Il y a de nombreux personnages en colocation dans la maison Dantzig, et sa théorie du moi (dans la section Miroir) n’est éclairante qu’en mince partie alors que l’autoportrait se trouve réfracté par le livre entier à travers les adhésions et les rejets de l’écrivain qui ne cesse de déborder à tout moment et partout comme un fleuve follet, à la fois gamin (Théories TOTO) et sûrement homme blessé à l’intime, journaliste et philologue, moraliste et fantaisiste, pratiquant l’esprit de finesse ou piétinant plus lourdement dans l’argument, érudit sourcilleux et chantre folâtre de l’inutile ou militant LGBT plus convenu – mais ses contradictions nous l’attachent finalement à proportion de son originalité revendiquée et réelle.

Le meilleur de l’écrivain me semble dans son art de l’évocation autant que dans sa passion du détail, cocasse ou touchant, et sa façon de tout classer sur ses rayons comme des pots de confitures, et de les étiqueter avec des formules, des aphorismes, des éléments de jugements parfois réducteurs et parfois irrésistibles de drôlerie, dans la filiation du Journal de Jules Renard, des maximes de La Rochefoucauld ou des pensées cyniquement lucides de Chamfort.  

Dans ma dernière chronique, j’ai parlé du foisonnant «rastro» d’Antonio Muños Molina, autre inventaire de la ville-monde qui rappelle la brocante merveilleuse (tel étant le sens du mot espagnol rastro, titre d’ailleurs d’un livre de Ramón Gómez de La Serna) où grappille l’auteur du Promeneur solitaire dans la foule.

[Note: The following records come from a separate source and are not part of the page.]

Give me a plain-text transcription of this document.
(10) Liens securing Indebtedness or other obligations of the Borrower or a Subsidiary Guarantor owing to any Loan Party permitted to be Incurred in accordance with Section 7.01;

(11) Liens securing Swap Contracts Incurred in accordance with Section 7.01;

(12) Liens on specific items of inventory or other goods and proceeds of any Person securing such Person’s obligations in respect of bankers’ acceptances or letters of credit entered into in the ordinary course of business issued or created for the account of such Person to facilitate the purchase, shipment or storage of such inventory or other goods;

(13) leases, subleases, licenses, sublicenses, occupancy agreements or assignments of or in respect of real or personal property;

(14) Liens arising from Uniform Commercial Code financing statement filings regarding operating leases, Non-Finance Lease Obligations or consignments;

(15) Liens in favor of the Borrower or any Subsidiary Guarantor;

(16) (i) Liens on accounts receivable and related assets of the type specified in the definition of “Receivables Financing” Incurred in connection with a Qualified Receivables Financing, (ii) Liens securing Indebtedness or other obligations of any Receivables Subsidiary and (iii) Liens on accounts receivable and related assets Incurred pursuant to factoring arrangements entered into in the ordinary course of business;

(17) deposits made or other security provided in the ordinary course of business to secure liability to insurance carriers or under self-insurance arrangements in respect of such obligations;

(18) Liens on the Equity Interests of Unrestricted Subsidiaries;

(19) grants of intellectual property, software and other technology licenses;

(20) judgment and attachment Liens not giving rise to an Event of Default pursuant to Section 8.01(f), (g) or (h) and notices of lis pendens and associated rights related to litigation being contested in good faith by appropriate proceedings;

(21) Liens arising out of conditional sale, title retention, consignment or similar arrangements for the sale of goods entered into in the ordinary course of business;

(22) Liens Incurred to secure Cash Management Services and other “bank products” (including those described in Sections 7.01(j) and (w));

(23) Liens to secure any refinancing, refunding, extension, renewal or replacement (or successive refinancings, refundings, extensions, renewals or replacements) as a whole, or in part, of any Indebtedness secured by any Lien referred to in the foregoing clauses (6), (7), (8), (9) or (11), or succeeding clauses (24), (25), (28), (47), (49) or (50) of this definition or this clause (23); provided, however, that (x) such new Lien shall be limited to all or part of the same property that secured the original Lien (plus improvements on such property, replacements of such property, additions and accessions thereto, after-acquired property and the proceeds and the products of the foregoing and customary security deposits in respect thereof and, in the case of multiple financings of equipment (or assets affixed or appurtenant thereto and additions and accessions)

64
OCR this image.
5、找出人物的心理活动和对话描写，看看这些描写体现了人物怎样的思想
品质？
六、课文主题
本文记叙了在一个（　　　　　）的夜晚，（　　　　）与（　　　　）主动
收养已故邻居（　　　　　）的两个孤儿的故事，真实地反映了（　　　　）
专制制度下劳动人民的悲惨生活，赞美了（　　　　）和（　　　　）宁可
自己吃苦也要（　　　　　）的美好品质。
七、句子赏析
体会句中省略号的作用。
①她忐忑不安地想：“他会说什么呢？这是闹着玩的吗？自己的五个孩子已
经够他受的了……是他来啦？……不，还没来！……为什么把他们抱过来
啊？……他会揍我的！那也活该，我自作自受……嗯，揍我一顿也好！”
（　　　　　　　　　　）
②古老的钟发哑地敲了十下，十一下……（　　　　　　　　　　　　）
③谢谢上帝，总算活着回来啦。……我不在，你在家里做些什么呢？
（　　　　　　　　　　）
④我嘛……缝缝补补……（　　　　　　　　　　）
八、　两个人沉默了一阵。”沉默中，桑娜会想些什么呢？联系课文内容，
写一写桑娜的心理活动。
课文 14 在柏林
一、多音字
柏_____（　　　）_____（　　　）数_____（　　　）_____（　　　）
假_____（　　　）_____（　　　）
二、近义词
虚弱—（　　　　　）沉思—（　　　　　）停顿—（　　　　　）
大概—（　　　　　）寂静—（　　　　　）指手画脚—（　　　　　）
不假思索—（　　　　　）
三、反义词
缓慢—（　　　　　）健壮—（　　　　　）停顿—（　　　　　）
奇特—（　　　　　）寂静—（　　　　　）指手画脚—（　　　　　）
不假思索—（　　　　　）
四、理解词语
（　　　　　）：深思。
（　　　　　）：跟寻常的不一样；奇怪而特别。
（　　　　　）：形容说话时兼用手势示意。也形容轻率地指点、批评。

Quoique plus proche de Voltaire que de Rousseau, Charles Dantzig, meilleur poète en prose qu’en vers (un peu comme Rimbaud, dont il dit la même chose…), partage enfin, avec un Philippe Sollers (avec la même suffisance française de baron des lettres et de l’édition, en tout cas pour la galerie) un réel amour de la Littérature et du Grand Jeu à laquelle notre enfance prolongée est conviée, aujourd’hui plus que jamais et, théoriquement, «pour toujours»…


Théories de théories, Charles Dantzig, Editions Grasset, 406 pages.

L’Homme seul, Claude Frochaux, L’Age d’Homme (Poche Suisse), 336 pages.